Since then, he has weathered ups and downs – surviving change and embracing technology, as the subtitle of his book describes, it has been “A Journey In Art, A Glen And Changing Times”.

But why, looking back, did he end up running a gallery in the first place?

“It was just one of these things, it was a bit like writing the book, I just sort of did it.

“I was wanting to find my own thing, my own place.

“I guess I was always looking for something. I was always going to try and do something beautiful. So it just worked out that way.

“If things were going to be run again, I might have been an artist.

“But you couldn’t do art in our school. If you could do science, you weren’t allowed to do art.”

He adds, slightly regretfully: “I was good at art. But the only time I was allowed to do it was in sixth year at school.

“I got top of the year in everything, but got thrown out of school for doing caricatures of all the teachers in the staffroom. Some of them were slightly erotic…”

Tony – who is dyslexic – revealed he wrote his book which describes the artists he encounters, the clients who buy their work and the unfolding story of Kilmorack, by getting up at five in the morning and writing till eight.

But Tony is not sure why he started writing it.

“I can’t really give you a good answer, that’s like the gallery. I just got up one morning and started. There are so many stories that I could write the whole thing again and not repeat anything.”

The book is surreal and magical, painting in jewel colours a lost world of eccentrics and artistic endeavour, lyrically describing the natural world, spare and drily funny in its pen portraits of one-off characters.

There is possibly a follow-up title in the pipeline, and though his book is for sale on Amazon, Tony says the best place to get it is from the gallery itself.

“Some people have come and bought 10 copies at a time!” he marvels.

In recent years, Tony and the gallery have embraced the possibilities of technology. He photographs the artists’ work to put up on a website the world can see in the morning and a piece can be sold by lunchtime, as he describes in the book.
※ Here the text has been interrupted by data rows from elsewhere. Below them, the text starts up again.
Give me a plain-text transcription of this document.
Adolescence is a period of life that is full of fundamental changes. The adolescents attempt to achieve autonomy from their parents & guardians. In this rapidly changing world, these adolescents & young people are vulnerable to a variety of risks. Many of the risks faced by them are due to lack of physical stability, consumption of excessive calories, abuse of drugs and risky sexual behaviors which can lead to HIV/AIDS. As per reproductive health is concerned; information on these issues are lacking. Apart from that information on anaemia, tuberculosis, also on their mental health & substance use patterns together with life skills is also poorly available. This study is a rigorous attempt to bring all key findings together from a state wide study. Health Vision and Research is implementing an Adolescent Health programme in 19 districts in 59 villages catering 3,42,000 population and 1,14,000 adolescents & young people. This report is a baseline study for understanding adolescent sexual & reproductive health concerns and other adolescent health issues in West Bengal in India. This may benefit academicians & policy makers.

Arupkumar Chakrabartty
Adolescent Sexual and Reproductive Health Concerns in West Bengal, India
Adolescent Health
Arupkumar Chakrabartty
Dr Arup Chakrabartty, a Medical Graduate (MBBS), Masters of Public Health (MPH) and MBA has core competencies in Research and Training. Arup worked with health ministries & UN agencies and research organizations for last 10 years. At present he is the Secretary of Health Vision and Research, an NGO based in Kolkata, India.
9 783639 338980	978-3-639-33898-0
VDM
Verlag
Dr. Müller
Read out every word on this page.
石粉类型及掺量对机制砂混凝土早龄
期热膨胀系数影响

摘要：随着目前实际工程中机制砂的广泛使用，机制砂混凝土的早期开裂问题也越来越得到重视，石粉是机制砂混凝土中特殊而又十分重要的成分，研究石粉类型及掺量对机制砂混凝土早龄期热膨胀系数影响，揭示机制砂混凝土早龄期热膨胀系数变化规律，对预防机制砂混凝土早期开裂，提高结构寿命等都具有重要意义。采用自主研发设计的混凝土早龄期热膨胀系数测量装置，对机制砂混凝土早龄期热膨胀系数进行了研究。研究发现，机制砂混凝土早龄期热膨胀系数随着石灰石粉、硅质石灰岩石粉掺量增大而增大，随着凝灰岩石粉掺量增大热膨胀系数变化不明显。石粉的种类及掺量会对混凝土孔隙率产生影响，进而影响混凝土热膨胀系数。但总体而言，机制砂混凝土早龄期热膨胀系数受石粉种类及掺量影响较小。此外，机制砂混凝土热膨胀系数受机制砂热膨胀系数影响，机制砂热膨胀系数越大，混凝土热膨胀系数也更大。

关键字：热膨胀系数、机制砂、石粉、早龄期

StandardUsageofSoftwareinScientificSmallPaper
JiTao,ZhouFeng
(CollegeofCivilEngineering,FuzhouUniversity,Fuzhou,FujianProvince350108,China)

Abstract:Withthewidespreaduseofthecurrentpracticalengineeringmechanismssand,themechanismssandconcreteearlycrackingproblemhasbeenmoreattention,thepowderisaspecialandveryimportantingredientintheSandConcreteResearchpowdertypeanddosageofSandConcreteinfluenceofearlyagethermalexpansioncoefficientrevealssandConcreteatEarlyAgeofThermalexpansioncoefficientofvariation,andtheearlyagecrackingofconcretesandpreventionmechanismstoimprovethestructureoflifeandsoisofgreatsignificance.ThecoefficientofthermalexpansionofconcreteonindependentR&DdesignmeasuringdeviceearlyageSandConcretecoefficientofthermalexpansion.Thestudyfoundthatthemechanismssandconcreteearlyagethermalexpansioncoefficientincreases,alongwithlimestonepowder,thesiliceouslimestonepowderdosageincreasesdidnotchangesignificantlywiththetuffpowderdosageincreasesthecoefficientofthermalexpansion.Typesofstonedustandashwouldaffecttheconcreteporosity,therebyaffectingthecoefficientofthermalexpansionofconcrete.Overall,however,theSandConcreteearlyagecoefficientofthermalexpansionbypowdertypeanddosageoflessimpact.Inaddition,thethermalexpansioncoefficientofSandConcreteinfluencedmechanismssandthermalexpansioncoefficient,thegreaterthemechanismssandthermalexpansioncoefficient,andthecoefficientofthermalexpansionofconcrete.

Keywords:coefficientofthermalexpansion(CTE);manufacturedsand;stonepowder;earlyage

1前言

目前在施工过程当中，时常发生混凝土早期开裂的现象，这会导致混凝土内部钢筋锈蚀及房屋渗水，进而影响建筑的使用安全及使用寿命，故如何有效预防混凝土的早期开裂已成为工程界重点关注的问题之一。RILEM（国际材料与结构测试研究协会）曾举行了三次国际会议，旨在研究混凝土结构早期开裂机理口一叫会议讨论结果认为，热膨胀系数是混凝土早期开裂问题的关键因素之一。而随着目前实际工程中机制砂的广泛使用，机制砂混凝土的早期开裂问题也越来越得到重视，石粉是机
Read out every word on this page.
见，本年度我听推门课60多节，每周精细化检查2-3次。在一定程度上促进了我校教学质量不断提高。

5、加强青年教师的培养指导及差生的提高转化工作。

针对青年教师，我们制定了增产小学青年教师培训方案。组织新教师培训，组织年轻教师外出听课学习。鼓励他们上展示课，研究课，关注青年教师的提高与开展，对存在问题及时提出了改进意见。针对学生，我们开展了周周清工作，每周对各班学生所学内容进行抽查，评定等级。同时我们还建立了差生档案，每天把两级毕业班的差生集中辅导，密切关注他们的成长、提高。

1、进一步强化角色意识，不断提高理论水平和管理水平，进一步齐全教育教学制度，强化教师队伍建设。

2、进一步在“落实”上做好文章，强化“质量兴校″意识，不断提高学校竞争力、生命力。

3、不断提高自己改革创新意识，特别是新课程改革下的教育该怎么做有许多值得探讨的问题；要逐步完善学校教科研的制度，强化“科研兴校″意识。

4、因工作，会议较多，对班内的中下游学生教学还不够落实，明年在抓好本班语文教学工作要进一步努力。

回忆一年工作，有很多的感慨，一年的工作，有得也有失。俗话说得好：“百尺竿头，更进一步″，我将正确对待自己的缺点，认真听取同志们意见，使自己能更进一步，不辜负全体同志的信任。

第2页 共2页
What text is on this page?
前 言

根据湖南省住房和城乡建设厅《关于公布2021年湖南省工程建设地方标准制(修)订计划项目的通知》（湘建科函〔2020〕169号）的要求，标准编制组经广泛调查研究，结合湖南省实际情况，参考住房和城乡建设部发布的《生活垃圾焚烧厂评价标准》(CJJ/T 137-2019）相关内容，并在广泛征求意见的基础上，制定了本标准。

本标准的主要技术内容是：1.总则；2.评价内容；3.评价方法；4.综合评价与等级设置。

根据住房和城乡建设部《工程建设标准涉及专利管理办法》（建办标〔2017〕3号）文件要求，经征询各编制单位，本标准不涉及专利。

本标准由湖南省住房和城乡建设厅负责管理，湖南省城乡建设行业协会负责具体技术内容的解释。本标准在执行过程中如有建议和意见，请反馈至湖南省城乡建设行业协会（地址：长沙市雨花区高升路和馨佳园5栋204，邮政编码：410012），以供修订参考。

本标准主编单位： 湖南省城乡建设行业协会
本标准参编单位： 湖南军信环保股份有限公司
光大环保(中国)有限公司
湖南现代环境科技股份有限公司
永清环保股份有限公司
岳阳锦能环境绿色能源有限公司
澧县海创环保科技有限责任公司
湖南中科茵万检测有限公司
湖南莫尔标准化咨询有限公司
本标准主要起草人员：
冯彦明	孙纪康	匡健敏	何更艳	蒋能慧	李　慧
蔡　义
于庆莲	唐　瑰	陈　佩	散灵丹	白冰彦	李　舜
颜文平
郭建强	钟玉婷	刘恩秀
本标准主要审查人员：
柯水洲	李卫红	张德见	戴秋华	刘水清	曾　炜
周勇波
There, he briefly shares the learning process of how to present the work after experimenting and finding the way to make it looks its best on a website.

“Yes, a sort of ‘how to’ for somebody coming in, how to learn to do it, how to repeat the Kilmorack thing,” he said.

“But the truth is, you can’t repeat it – you need somebody insane at the helm!

“Not many people are doing unusual things these days and the world is becoming boring and monotonous.

“People have to be allowed to follow the crooked path, so the book is kind of a call to that.”

• Tony Davidson’s Confessions Of A Highland Art Dealer (Woodwose Books, £8.99) is on sale at the Kilmorack Gallery, near Beauly, and on Amazon.